La politique des drogues s’est inventée au XIXe siècle pour répondre à la multiplication des échanges internationaux, à l’invention de produits de plus en plus puissants et à l’industrialisation et la commercialisation d’une production de masse. Il faut y ajouter une demande sans cesse croissante de psychotropes diversifiés.
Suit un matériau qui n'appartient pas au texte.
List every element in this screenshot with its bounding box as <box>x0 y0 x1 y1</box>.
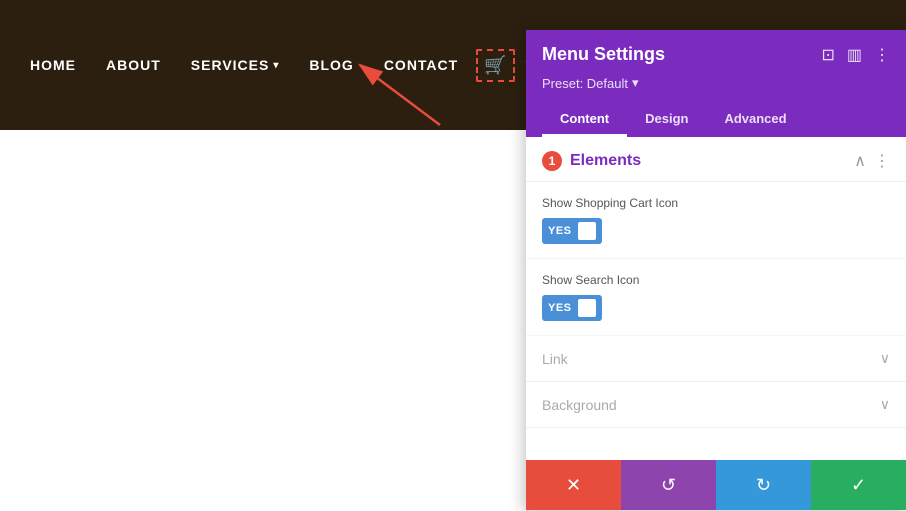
cart-toggle-knob <box>578 222 596 240</box>
link-section-label: Link <box>542 351 568 367</box>
preset-chevron-icon: ▾ <box>632 75 639 91</box>
panel-body: 1 Elements ∧ ⋮ Show Shopping Cart Icon Y… <box>526 137 906 460</box>
nav-services[interactable]: SERVICES ▾ <box>191 57 280 73</box>
tab-design[interactable]: Design <box>627 103 706 137</box>
reset-button[interactable]: ↺ <box>621 460 716 510</box>
dropdown-chevron-icon: ▾ <box>273 60 279 71</box>
link-chevron-icon: ∨ <box>880 350 890 367</box>
panel-title-row: Menu Settings ⊡ ▥ ⋮ <box>542 44 890 65</box>
settings-panel: Menu Settings ⊡ ▥ ⋮ Preset: Default ▾ Co… <box>526 30 906 510</box>
elements-section-header: 1 Elements ∧ ⋮ <box>526 137 906 182</box>
cart-setting-label: Show Shopping Cart Icon <box>542 196 890 210</box>
background-section[interactable]: Background ∨ <box>526 382 906 428</box>
cart-toggle-yes: YES <box>548 225 572 237</box>
save-button[interactable]: ✓ <box>811 460 906 510</box>
cart-icon[interactable]: 🛒 <box>484 55 506 75</box>
panel-preset[interactable]: Preset: Default ▾ <box>542 75 890 91</box>
section-controls: ∧ ⋮ <box>854 151 890 171</box>
cart-icon-setting: Show Shopping Cart Icon YES <box>526 182 906 259</box>
responsive-icon[interactable]: ⊡ <box>821 45 834 65</box>
panel-title: Menu Settings <box>542 44 665 65</box>
elements-title: Elements <box>570 152 641 170</box>
panel-header: Menu Settings ⊡ ▥ ⋮ Preset: Default ▾ Co… <box>526 30 906 137</box>
tab-content[interactable]: Content <box>542 103 627 137</box>
section-menu-icon[interactable]: ⋮ <box>874 151 890 171</box>
main-content: Menu Settings ⊡ ▥ ⋮ Preset: Default ▾ Co… <box>0 130 906 511</box>
panel-tabs: Content Design Advanced <box>542 103 890 137</box>
cancel-button[interactable]: ✕ <box>526 460 621 510</box>
nav-contact[interactable]: CONTACT <box>384 57 458 73</box>
background-chevron-icon: ∨ <box>880 396 890 413</box>
link-section[interactable]: Link ∨ <box>526 336 906 382</box>
search-icon-setting: Show Search Icon YES <box>526 259 906 336</box>
search-toggle-yes: YES <box>548 302 572 314</box>
background-section-label: Background <box>542 397 617 413</box>
nav-links: HOME ABOUT SERVICES ▾ BLOG CONTACT <box>30 57 458 73</box>
section-title-row: 1 Elements <box>542 151 641 171</box>
panel-header-icons: ⊡ ▥ ⋮ <box>821 45 890 65</box>
section-number: 1 <box>542 151 562 171</box>
nav-home[interactable]: HOME <box>30 57 76 73</box>
redo-button[interactable]: ↻ <box>716 460 811 510</box>
more-icon[interactable]: ⋮ <box>874 45 890 65</box>
cart-wrapper: 🛒 <box>476 49 514 82</box>
cart-toggle[interactable]: YES <box>542 218 602 244</box>
nav-about[interactable]: ABOUT <box>106 57 161 73</box>
tab-advanced[interactable]: Advanced <box>706 103 804 137</box>
search-setting-label: Show Search Icon <box>542 273 890 287</box>
section-collapse-icon[interactable]: ∧ <box>854 151 866 171</box>
search-toggle-knob <box>578 299 596 317</box>
action-bar: ✕ ↺ ↻ ✓ <box>526 460 906 510</box>
search-toggle[interactable]: YES <box>542 295 602 321</box>
layout-icon[interactable]: ▥ <box>847 45 862 65</box>
nav-blog[interactable]: BLOG <box>309 57 353 73</box>
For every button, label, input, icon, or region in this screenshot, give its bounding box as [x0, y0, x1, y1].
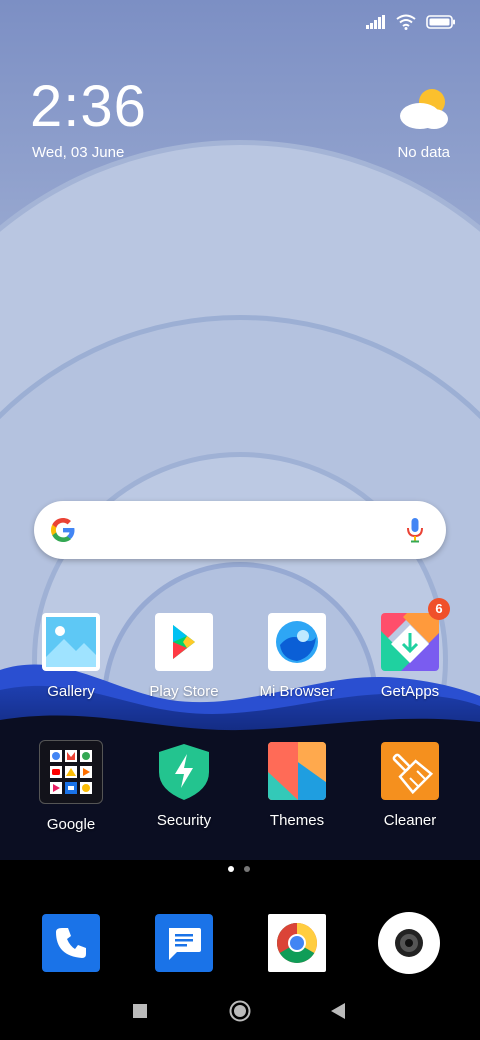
home-circle-icon[interactable] — [229, 1000, 251, 1022]
page-dot — [244, 866, 250, 872]
app-cleaner[interactable]: Cleaner — [360, 742, 460, 829]
play-store-icon — [155, 613, 213, 671]
back-triangle-icon[interactable] — [331, 1003, 345, 1019]
battery-icon — [426, 15, 455, 29]
app-gallery[interactable]: Gallery — [21, 613, 121, 700]
navigation-bar — [0, 990, 480, 1034]
app-label: Cleaner — [383, 812, 437, 829]
cleaner-icon — [381, 742, 439, 800]
app-security[interactable]: Security — [134, 742, 234, 829]
weather-label[interactable]: No data — [397, 144, 450, 161]
dock-chrome[interactable] — [268, 914, 326, 972]
gallery-icon — [42, 613, 100, 671]
phone-icon — [42, 914, 100, 972]
status-bar — [366, 12, 456, 32]
app-label: Mi Browser — [259, 683, 335, 700]
app-label: GetApps — [380, 683, 440, 700]
themes-icon — [268, 742, 326, 800]
app-label: Themes — [269, 812, 325, 829]
getapps-icon — [381, 613, 439, 671]
notification-badge: 6 — [428, 598, 450, 620]
app-label: Google — [46, 816, 96, 833]
google-g-icon — [51, 518, 75, 542]
clock-time[interactable]: 2:36 — [30, 78, 147, 136]
app-mi-browser[interactable]: Mi Browser — [247, 613, 347, 700]
partly-cloudy-icon[interactable] — [396, 86, 450, 134]
dock-messages[interactable] — [155, 914, 213, 972]
chrome-icon — [268, 914, 326, 972]
recents-square-icon[interactable] — [133, 1004, 147, 1018]
camera-icon — [378, 912, 440, 974]
dock-camera[interactable] — [378, 912, 440, 974]
clock-date[interactable]: Wed, 03 June — [32, 144, 124, 161]
mi-browser-icon — [268, 613, 326, 671]
messages-icon — [155, 914, 213, 972]
app-getapps[interactable]: 6 GetApps — [360, 598, 460, 700]
security-icon — [155, 742, 213, 800]
page-dot-active — [228, 866, 234, 872]
wifi-icon — [396, 14, 416, 30]
app-label: Play Store — [149, 683, 219, 700]
app-google-folder[interactable]: Google — [21, 740, 121, 833]
page-indicator — [228, 866, 250, 872]
app-label: Gallery — [47, 683, 95, 700]
google-folder-icon — [39, 740, 103, 804]
app-play-store[interactable]: Play Store — [134, 613, 234, 700]
app-themes[interactable]: Themes — [247, 742, 347, 829]
google-search-bar[interactable] — [34, 501, 446, 559]
mic-icon[interactable] — [406, 517, 424, 543]
dock-phone[interactable] — [42, 914, 100, 972]
app-label: Security — [156, 812, 212, 829]
signal-icon — [366, 15, 385, 29]
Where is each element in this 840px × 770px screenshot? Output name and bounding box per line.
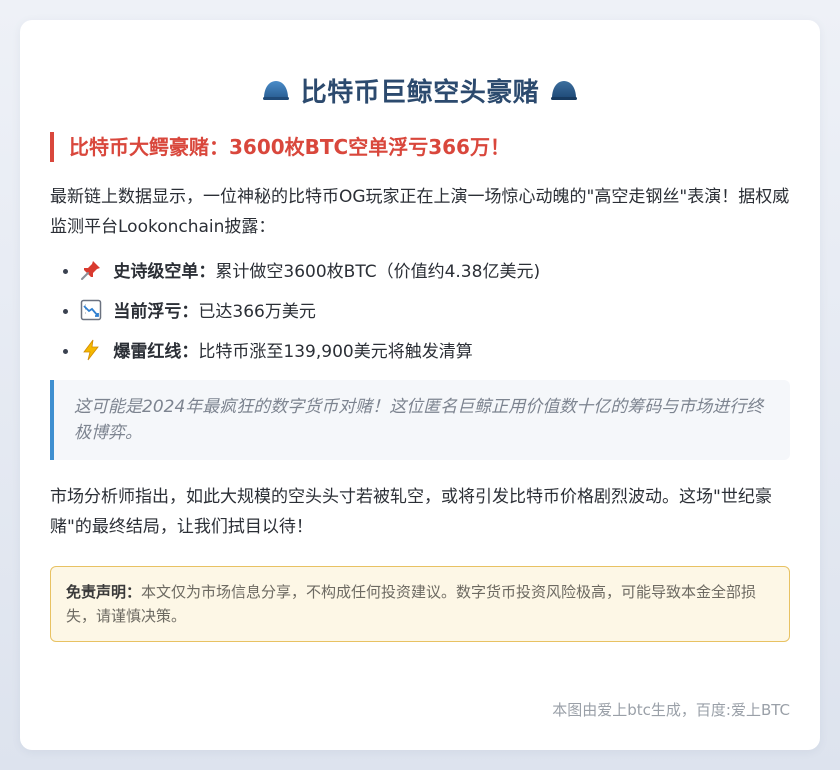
point-label: 当前浮亏： [113, 302, 199, 322]
disclaimer-text: 本文仅为市场信息分享，不构成任何投资建议。数字货币投资风险极高，可能导致本金全部… [66, 583, 757, 625]
highlight-quote: 这可能是2024年最疯狂的数字货币对赌！这位匿名巨鲸正用价值数十亿的筹码与市场进… [50, 380, 790, 460]
point-label: 爆雷红线： [113, 342, 199, 362]
point-text: 比特币涨至139,900美元将触发清算 [198, 342, 473, 362]
footer-credit: 本图由爱上btc生成，百度:爱上BTC [552, 701, 790, 719]
page-title: 比特币巨鲸空头豪赌 [300, 77, 540, 108]
headline: 比特币大鳄豪赌：3600枚BTC空单浮亏366万！ [50, 132, 790, 162]
article-card: 比特币巨鲸空头豪赌 比特币大鳄豪赌：3600枚BTC空单浮亏366万！ 最新链上… [20, 20, 820, 750]
point-label: 史诗级空单： [113, 262, 216, 282]
whale-icon [551, 81, 578, 100]
whale-icon [262, 81, 289, 100]
disclaimer-box: 免责声明：本文仅为市场信息分享，不构成任何投资建议。数字货币投资风险极高，可能导… [50, 566, 790, 642]
title-row: 比特币巨鲸空头豪赌 [50, 70, 790, 110]
analysis-paragraph: 市场分析师指出，如此大规模的空头头寸若被轧空，或将引发比特币价格剧烈波动。这场"… [50, 487, 772, 537]
chart-decreasing-icon [80, 299, 102, 321]
key-points-list: 史诗级空单：累计做空3600枚BTC（价值约4.38亿美元) 当前浮亏：已达36… [50, 258, 790, 366]
point-text: 累计做空3600枚BTC（价值约4.38亿美元) [215, 262, 541, 282]
list-item: 当前浮亏：已达366万美元 [80, 298, 790, 326]
intro-paragraph: 最新链上数据显示，一位神秘的比特币OG玩家正在上演一场惊心动魄的"高空走钢丝"表… [50, 187, 790, 237]
lightning-icon [83, 339, 99, 361]
pushpin-icon [81, 261, 100, 280]
point-text: 已达366万美元 [198, 302, 316, 322]
disclaimer-label: 免责声明： [66, 583, 142, 601]
list-item: 爆雷红线：比特币涨至139,900美元将触发清算 [80, 338, 790, 366]
list-item: 史诗级空单：累计做空3600枚BTC（价值约4.38亿美元) [80, 258, 790, 286]
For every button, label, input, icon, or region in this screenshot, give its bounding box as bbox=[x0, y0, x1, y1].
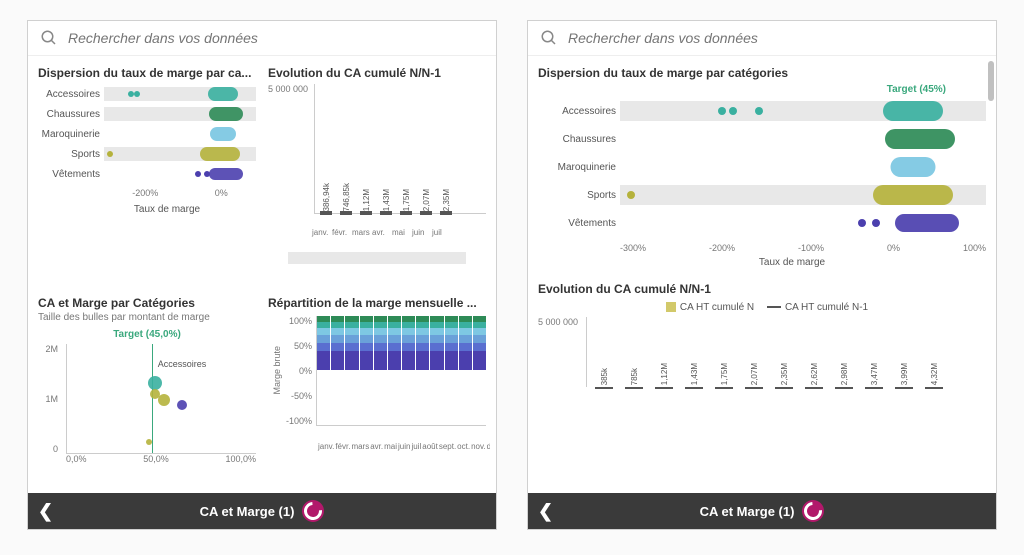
search-bar[interactable] bbox=[28, 21, 496, 56]
dashboard-mobile-view: Dispersion du taux de marge par ca... Ac… bbox=[27, 20, 497, 530]
panel-evolution[interactable]: Evolution du CA cumulé N/N-1 5 000 000 3… bbox=[264, 62, 490, 288]
panel-evolution-large[interactable]: Evolution du CA cumulé N/N-1 CA HT cumul… bbox=[534, 278, 990, 487]
sheet-title[interactable]: CA et Marge (1) bbox=[700, 504, 795, 519]
target-label: Target (45,0%) bbox=[38, 329, 256, 340]
panel-subtitle: Taille des bulles par montant de marge bbox=[38, 312, 256, 323]
panel-dispersion-large[interactable]: Dispersion du taux de marge par catégori… bbox=[534, 62, 990, 272]
search-input[interactable] bbox=[568, 30, 984, 46]
back-button[interactable]: ❮ bbox=[538, 501, 553, 522]
back-button[interactable]: ❮ bbox=[38, 501, 53, 522]
panel-title: CA et Marge par Catégories bbox=[38, 296, 256, 310]
panel-dispersion[interactable]: Dispersion du taux de marge par ca... Ac… bbox=[34, 62, 260, 288]
bottom-bar: ❮ CA et Marge (1) bbox=[528, 493, 996, 529]
chart-legend: CA HT cumulé N CA HT cumulé N-1 bbox=[538, 298, 986, 317]
panel-title: Dispersion du taux de marge par ca... bbox=[38, 66, 256, 80]
scrollbar-thumb[interactable] bbox=[988, 61, 994, 101]
search-bar[interactable] bbox=[528, 21, 996, 56]
dashboard-mobile-view-zoomed: Dispersion du taux de marge par catégori… bbox=[527, 20, 997, 530]
panel-title: Evolution du CA cumulé N/N-1 bbox=[538, 282, 986, 296]
panel-title: Evolution du CA cumulé N/N-1 bbox=[268, 66, 486, 80]
search-input[interactable] bbox=[68, 30, 484, 46]
target-label: Target (45%) bbox=[538, 84, 986, 95]
sheet-icon[interactable] bbox=[802, 500, 824, 522]
scroll-indicator[interactable] bbox=[288, 252, 466, 264]
bottom-bar: ❮ CA et Marge (1) bbox=[28, 493, 496, 529]
search-icon bbox=[540, 29, 558, 47]
panel-ca-marge[interactable]: CA et Marge par Catégories Taille des bu… bbox=[34, 292, 260, 488]
search-icon bbox=[40, 29, 58, 47]
panel-title: Répartition de la marge mensuelle ... bbox=[268, 296, 486, 310]
panel-title: Dispersion du taux de marge par catégori… bbox=[538, 66, 986, 80]
bubble-chart: Accessoires bbox=[66, 344, 256, 454]
sheet-icon[interactable] bbox=[302, 500, 324, 522]
panel-repartition[interactable]: Répartition de la marge mensuelle ... Ma… bbox=[264, 292, 490, 488]
sheet-title[interactable]: CA et Marge (1) bbox=[200, 504, 295, 519]
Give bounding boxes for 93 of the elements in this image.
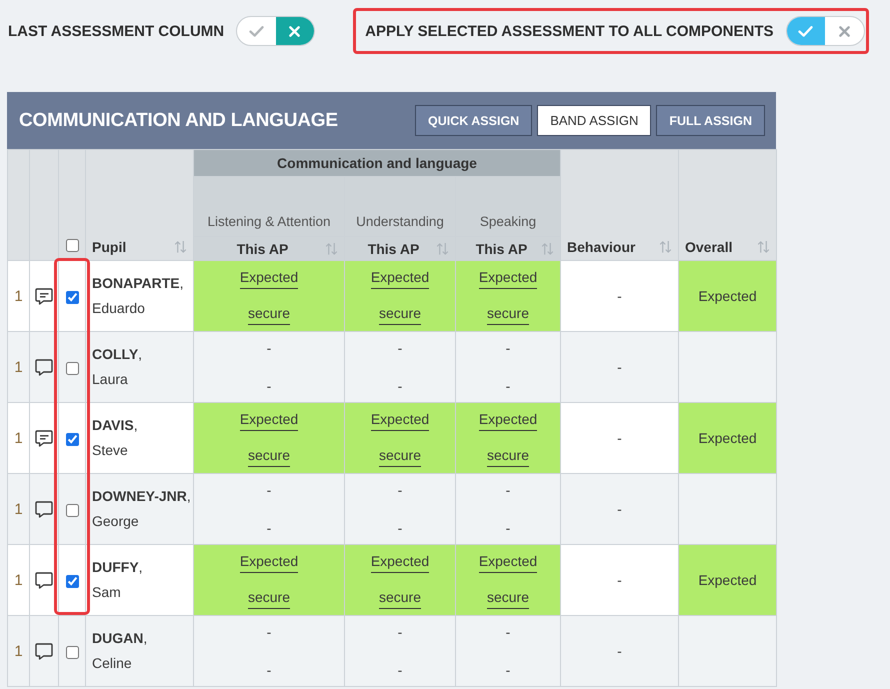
assign-button[interactable]: BAND ASSIGN — [537, 105, 652, 136]
pupil-forename: Sam — [92, 583, 122, 602]
row-checkbox[interactable] — [66, 504, 78, 517]
column-header: This AP — [366, 240, 420, 256]
cross-icon — [838, 26, 850, 36]
grade-text: - — [506, 622, 510, 642]
pupil-forename: George — [92, 512, 140, 531]
row-checkbox[interactable] — [66, 646, 78, 659]
pupil-forename: Celine — [92, 654, 133, 673]
pupil-surname: DUGAN, — [92, 629, 148, 648]
step-link[interactable]: secure — [248, 446, 290, 466]
step-link[interactable]: secure — [486, 446, 530, 466]
step-text: - — [266, 518, 272, 538]
step-link[interactable]: secure — [486, 588, 530, 608]
pupil-forename: Laura — [92, 370, 129, 389]
component-header: Speaking — [456, 176, 560, 236]
grade-link[interactable]: Expected — [478, 268, 538, 288]
column-header: Pupil — [92, 239, 126, 255]
grade-text: - — [398, 622, 402, 642]
step-link[interactable]: secure — [248, 588, 290, 608]
step-text: - — [506, 518, 510, 538]
select-all-checkbox[interactable] — [66, 238, 78, 252]
check-icon — [248, 26, 264, 36]
step-text: - — [266, 376, 272, 396]
grade-text: - — [398, 480, 402, 500]
overall-cell: Expected — [678, 544, 776, 616]
step-text: - — [506, 660, 510, 680]
check-icon — [798, 26, 814, 36]
comment-icon[interactable] — [35, 642, 53, 660]
comment-icon[interactable] — [35, 288, 53, 304]
pupil-surname: DUFFY, — [92, 558, 144, 577]
grade-link[interactable]: Expected — [370, 552, 430, 572]
row-checkbox[interactable] — [66, 432, 78, 446]
comment-icon[interactable] — [35, 430, 53, 446]
grade-link[interactable]: Expected — [240, 552, 298, 572]
pupil-forename: Steve — [92, 441, 129, 460]
step-text: - — [398, 518, 402, 538]
assign-button[interactable]: QUICK ASSIGN — [414, 105, 532, 136]
toggle-switch[interactable] — [236, 16, 316, 46]
row-number: 1 — [8, 402, 30, 474]
step-link[interactable]: secure — [378, 446, 422, 466]
row-number: 1 — [8, 332, 30, 402]
comment-icon[interactable] — [35, 500, 53, 518]
step-text: - — [398, 376, 402, 396]
step-link[interactable]: secure — [248, 304, 290, 324]
grade-text: - — [506, 480, 510, 500]
step-link[interactable]: secure — [486, 304, 530, 324]
grade-text: - — [506, 338, 510, 358]
component-header: Listening & Attention — [194, 176, 344, 236]
assign-button[interactable]: FULL ASSIGN — [656, 105, 765, 136]
grade-link[interactable]: Expected — [240, 410, 298, 430]
pupil-surname: COLLY, — [92, 345, 144, 364]
component-header: Understanding — [344, 176, 456, 236]
grade-link[interactable]: Expected — [478, 552, 538, 572]
option-label: LAST ASSESSMENT COLUMN — [8, 22, 224, 40]
grade-text: - — [266, 480, 272, 500]
column-header: This AP — [236, 240, 290, 256]
row-checkbox[interactable] — [66, 362, 78, 375]
pupil-surname: DOWNEY-JNR, — [92, 487, 192, 506]
pupil-forename: Eduardo — [92, 299, 146, 318]
step-text: - — [506, 376, 510, 396]
row-checkbox[interactable] — [66, 574, 78, 588]
grade-text: - — [266, 622, 272, 642]
row-number: 1 — [8, 260, 30, 332]
behaviour-value: - — [560, 616, 678, 686]
grade-link[interactable]: Expected — [370, 410, 430, 430]
toggle-switch[interactable] — [786, 16, 865, 46]
step-link[interactable]: secure — [378, 588, 422, 608]
panel-title: COMMUNICATION AND LANGUAGE — [19, 110, 338, 132]
grade-text: - — [398, 338, 402, 358]
overall-cell: Expected — [678, 260, 776, 332]
step-text: - — [398, 660, 402, 680]
row-checkbox[interactable] — [66, 290, 78, 304]
row-number: 1 — [8, 616, 30, 686]
grade-link[interactable]: Expected — [478, 410, 538, 430]
pupil-surname: BONAPARTE, — [92, 274, 185, 293]
comment-icon[interactable] — [35, 572, 53, 588]
grade-link[interactable]: Expected — [370, 268, 430, 288]
group-header: Communication and language — [194, 150, 560, 176]
pupil-surname: DAVIS, — [92, 416, 139, 435]
option-label: APPLY SELECTED ASSESSMENT TO ALL COMPONENTS — [365, 22, 774, 40]
column-header: Overall — [685, 239, 732, 255]
comment-icon[interactable] — [35, 358, 53, 376]
row-number: 1 — [8, 544, 30, 616]
column-header: Behaviour — [567, 239, 636, 255]
overall-cell: Expected — [678, 402, 776, 474]
step-link[interactable]: secure — [378, 304, 422, 324]
cross-icon — [289, 26, 300, 36]
row-number: 1 — [8, 474, 30, 544]
grade-text: - — [266, 338, 272, 358]
column-header: This AP — [474, 240, 528, 256]
step-text: - — [266, 660, 272, 680]
grade-link[interactable]: Expected — [240, 268, 298, 288]
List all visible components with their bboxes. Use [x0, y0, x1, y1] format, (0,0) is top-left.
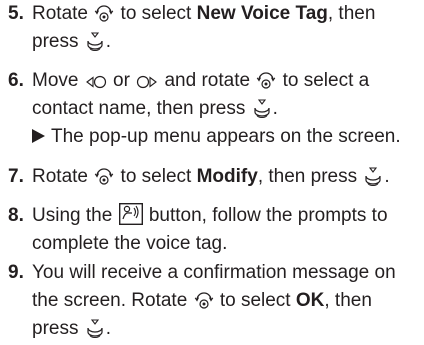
text-run: press [32, 318, 84, 339]
step-9: 9. You will receive a confirmation messag… [8, 259, 416, 343]
text-run: Rotate [32, 166, 94, 187]
result-arrow-icon [32, 129, 45, 143]
step-text: Using the button, follow the prompts to c… [8, 203, 388, 254]
step-number: 9. [8, 262, 24, 283]
step-text: Rotate to select New Voice Tag, then pres… [8, 3, 375, 52]
text-run: . [272, 98, 278, 119]
text-run: , then [327, 3, 376, 24]
step-text: Move or and rotate to select a contact na… [8, 70, 369, 119]
text-run: . [105, 318, 112, 339]
bold-term: OK [295, 290, 325, 311]
press-knob-icon [252, 99, 272, 118]
step-result: The pop-up menu appears on the screen. [8, 123, 416, 151]
text-run: Rotate [32, 3, 94, 24]
step-5: 5. Rotate to select New Voice Tag, then pr… [8, 0, 416, 56]
text-run: Move [32, 70, 84, 91]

Avec les barbituriques, les amphétamines et les anxiolytiques, l’industrie pharmaceutique y pourvoit et offre aux hommes la possibilité de contrôler leurs états de conscience, supprimer toute douleur, s’endormir ou s’éveiller, améliorer ses performances ou jouir d’un état de bien-être. à partir de la fin des années soixante, les jeunes vont explorer de nouveaux usages, pour exacerber leurs sensations ou les anesthésier, se conformer ou se singulariser, faciliter leurs relations affectives et sexuelles ou se retirer dans leur monde intérieur. Ces consommations vont terroriser leurs parents et le débat public, focalisé sur les drogues illicites, a masqué l’extraordinaire expansion des drogues licites. Jamais les hommes n’ont consommé aussi massivement des produits psychotropes au point que l’historien David Courtwright considère que cette « révolution psychoactive » participe de la construction du monde moderne. La santé publique exigerait de traiter chacun des psychotropes en fonction de la réalité des risques liés à l’usage et l’abus, mais cette approche de raison devra s’affronter aux énormes profits des trusts pour les drogues légales et des organisations trafiquantes pour les drogues illicites. Nous en sommes encore très loin : à la fin des années soixante, un nouveau chapitre s’ouvre avec le renforcement continu de la prohibition internationale.